Pembuktian Bahwa Abdul Muthalib adalah beragama Avrahamic karena bertuhankan Allah yang Maha Esa. Jika Abdul Muthalib beragama Ibrahim maka Abdullah pun demikian karena tidak pernah terdengar dalam berbagai kisah-kisah sejarah maupun hadist serta ALQuran yang mengungkapkan bahwa Abdul Muthalib Sang Perawat Bait Tuhan menyembah batu berhala seperti yang dilakukan oleh kabilah-kabilah lainnya. As Sirah An Nabawiyah Fi Dhu’l Al Mashadir Al Ashliyah

Meskipun pada waktu hegemoni paganisme di masyarakat Arab sedemikian kuat, tetapi masih ada beberapa orang yang dikenal sebagai Al Hanafiyun atau Al Hunafa’. Mereka tetap berada dalam agama yang hanif, menyembah Allah dan tidak menyekutukanNya serta menunggu datangnya kenabian.

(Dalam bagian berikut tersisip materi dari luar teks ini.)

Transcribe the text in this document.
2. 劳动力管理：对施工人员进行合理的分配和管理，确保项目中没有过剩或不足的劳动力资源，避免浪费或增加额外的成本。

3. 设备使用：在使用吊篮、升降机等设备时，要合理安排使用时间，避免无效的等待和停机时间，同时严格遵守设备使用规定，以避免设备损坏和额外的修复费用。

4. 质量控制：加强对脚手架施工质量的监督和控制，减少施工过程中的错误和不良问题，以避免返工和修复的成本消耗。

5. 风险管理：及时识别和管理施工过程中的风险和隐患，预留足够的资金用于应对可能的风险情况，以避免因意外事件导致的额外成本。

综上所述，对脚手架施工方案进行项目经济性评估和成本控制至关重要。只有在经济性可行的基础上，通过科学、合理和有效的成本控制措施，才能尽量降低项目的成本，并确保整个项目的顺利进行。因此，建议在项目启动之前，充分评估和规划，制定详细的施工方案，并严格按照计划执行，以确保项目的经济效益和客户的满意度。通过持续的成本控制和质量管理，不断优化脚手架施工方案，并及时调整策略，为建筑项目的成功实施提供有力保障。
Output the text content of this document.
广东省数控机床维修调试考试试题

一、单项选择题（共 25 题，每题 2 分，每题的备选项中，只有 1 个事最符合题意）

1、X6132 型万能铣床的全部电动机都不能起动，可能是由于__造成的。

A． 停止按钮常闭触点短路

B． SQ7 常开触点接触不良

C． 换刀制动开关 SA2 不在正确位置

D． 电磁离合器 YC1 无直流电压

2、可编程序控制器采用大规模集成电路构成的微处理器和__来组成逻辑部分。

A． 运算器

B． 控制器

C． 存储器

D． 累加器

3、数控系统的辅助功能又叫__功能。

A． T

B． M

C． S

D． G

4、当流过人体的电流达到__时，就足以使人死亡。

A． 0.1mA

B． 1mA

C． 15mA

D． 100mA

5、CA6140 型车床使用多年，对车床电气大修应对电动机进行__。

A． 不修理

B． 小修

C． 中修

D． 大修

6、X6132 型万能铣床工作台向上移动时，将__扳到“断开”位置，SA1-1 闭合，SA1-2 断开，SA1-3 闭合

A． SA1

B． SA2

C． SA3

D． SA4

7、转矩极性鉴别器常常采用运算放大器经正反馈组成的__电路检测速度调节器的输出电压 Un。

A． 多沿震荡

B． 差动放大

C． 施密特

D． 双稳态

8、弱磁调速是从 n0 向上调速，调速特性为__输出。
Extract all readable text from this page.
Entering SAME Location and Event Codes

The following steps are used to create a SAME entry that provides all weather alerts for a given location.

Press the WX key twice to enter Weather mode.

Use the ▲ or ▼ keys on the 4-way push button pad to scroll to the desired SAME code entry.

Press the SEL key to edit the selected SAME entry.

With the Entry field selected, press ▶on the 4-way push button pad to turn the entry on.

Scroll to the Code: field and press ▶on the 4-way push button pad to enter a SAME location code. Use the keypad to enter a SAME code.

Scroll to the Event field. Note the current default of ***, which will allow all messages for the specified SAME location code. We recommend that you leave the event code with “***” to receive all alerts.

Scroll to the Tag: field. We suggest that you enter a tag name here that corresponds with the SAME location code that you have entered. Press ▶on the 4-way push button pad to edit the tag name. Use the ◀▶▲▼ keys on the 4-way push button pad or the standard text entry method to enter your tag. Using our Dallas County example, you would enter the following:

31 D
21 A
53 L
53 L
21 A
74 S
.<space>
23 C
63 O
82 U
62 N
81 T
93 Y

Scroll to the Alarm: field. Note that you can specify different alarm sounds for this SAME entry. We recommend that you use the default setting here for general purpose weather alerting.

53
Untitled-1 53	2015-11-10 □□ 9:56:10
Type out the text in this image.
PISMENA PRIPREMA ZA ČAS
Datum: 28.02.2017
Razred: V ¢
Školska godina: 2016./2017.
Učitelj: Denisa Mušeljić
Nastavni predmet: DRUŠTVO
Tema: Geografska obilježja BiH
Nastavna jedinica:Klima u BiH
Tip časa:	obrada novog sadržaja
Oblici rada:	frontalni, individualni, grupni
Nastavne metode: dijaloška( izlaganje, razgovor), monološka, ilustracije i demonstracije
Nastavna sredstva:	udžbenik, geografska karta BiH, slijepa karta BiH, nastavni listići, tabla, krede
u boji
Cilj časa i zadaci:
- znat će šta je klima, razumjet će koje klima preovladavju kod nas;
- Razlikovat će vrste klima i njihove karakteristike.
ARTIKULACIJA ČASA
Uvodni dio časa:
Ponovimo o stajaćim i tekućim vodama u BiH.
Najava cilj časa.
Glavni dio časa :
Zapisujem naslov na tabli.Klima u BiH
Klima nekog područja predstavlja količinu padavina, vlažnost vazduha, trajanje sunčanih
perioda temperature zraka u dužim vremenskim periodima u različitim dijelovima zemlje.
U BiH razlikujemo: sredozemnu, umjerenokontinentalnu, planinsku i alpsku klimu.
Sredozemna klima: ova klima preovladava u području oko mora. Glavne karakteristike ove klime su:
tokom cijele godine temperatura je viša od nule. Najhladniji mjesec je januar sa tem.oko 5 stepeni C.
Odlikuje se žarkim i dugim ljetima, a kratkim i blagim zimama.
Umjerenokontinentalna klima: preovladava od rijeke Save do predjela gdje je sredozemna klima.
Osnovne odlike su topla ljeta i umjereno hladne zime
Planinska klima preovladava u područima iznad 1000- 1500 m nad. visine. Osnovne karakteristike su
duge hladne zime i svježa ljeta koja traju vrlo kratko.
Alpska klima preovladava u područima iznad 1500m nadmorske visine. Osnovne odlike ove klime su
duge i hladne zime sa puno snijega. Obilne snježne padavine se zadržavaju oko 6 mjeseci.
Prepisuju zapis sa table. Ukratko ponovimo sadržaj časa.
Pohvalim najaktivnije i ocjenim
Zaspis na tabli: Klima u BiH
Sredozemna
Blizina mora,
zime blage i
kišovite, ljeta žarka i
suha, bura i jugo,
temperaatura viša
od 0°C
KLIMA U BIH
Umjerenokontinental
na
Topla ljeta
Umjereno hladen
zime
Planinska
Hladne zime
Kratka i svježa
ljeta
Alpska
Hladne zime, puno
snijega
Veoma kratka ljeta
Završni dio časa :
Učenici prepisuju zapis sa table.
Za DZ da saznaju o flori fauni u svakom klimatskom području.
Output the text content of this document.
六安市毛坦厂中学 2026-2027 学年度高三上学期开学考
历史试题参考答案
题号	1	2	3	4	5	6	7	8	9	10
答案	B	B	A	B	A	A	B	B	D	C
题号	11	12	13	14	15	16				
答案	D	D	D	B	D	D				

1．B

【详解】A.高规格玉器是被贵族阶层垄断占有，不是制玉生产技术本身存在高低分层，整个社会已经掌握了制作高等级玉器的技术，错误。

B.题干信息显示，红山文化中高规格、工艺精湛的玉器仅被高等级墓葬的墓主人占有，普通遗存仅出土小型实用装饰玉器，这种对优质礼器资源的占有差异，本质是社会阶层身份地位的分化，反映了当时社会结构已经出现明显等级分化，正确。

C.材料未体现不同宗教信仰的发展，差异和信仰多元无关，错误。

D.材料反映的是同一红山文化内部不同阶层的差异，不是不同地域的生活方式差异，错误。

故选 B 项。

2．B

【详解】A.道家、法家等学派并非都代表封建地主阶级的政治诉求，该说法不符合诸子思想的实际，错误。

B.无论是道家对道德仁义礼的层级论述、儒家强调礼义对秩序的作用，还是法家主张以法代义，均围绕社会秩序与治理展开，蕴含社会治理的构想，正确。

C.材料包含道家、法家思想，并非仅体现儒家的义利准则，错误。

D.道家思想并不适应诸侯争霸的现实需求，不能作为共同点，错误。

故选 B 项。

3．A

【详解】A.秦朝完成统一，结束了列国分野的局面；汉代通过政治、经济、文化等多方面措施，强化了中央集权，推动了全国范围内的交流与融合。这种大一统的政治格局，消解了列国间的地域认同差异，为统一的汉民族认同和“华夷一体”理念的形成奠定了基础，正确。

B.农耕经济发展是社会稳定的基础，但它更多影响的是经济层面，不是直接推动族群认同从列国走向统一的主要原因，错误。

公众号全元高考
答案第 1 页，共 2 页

Diantara mereka adalah Qiss bin Sa’idah Al lyaadi, Zaid bin ‘Amru bin Nufail, Waraqah bin Naufal, Umayah bin Abi Shalt, Abu Qais bin Abi Anas, Khalid bin Sinan, An Nabighah Adz Dzubyani, Zuhair bin Abi Salma, Ka’ab bin Luai bin Ghalib, Umair bin Haidab Al Juhani, ‘Adi bin Zaid Al ‘Ibadi, penyair Zuhair bin Abi Salma, Abdullah Al Qudhaa’i, Ubaid bin Al Abrash Al Asadi, Utsman bin Al Huwairits, Amru bin Abasah Al Sulami, Aktsam bin Shaifi bin Rabaah dan Abdul Muthalib kakek Rasulullah Berikut ini adalah kisah Abdul Muthalib yang dikhabarkan oleh Allahyarham Buya Hamka dalam Tafsir AlAzhar:

“Tidakkah engkau perhatikan?” (pangkal ayat 1). Atau tidaklah engkau mendengar berita: “Bagaimana Tuhan engkau berbuat terhadap orang-orang yang mempunyai gajah?” (ujung ayat 1).

Pertanyaan Allah seperti ini adalah untuk memperkuat berita penting itu, yang ditujukan mulanya kepada Nabi SAW namun maksudnya ialah untuk ummat yang percaya seumumnya.

Kisah orang-orang yang mempunyai gajah ini adalah tersebut dengan selengkapnya di dalam kitab Sirah Ibnu Hisham, pencatat riwayat hidup Nabi Muhammad SAW yang terkenal.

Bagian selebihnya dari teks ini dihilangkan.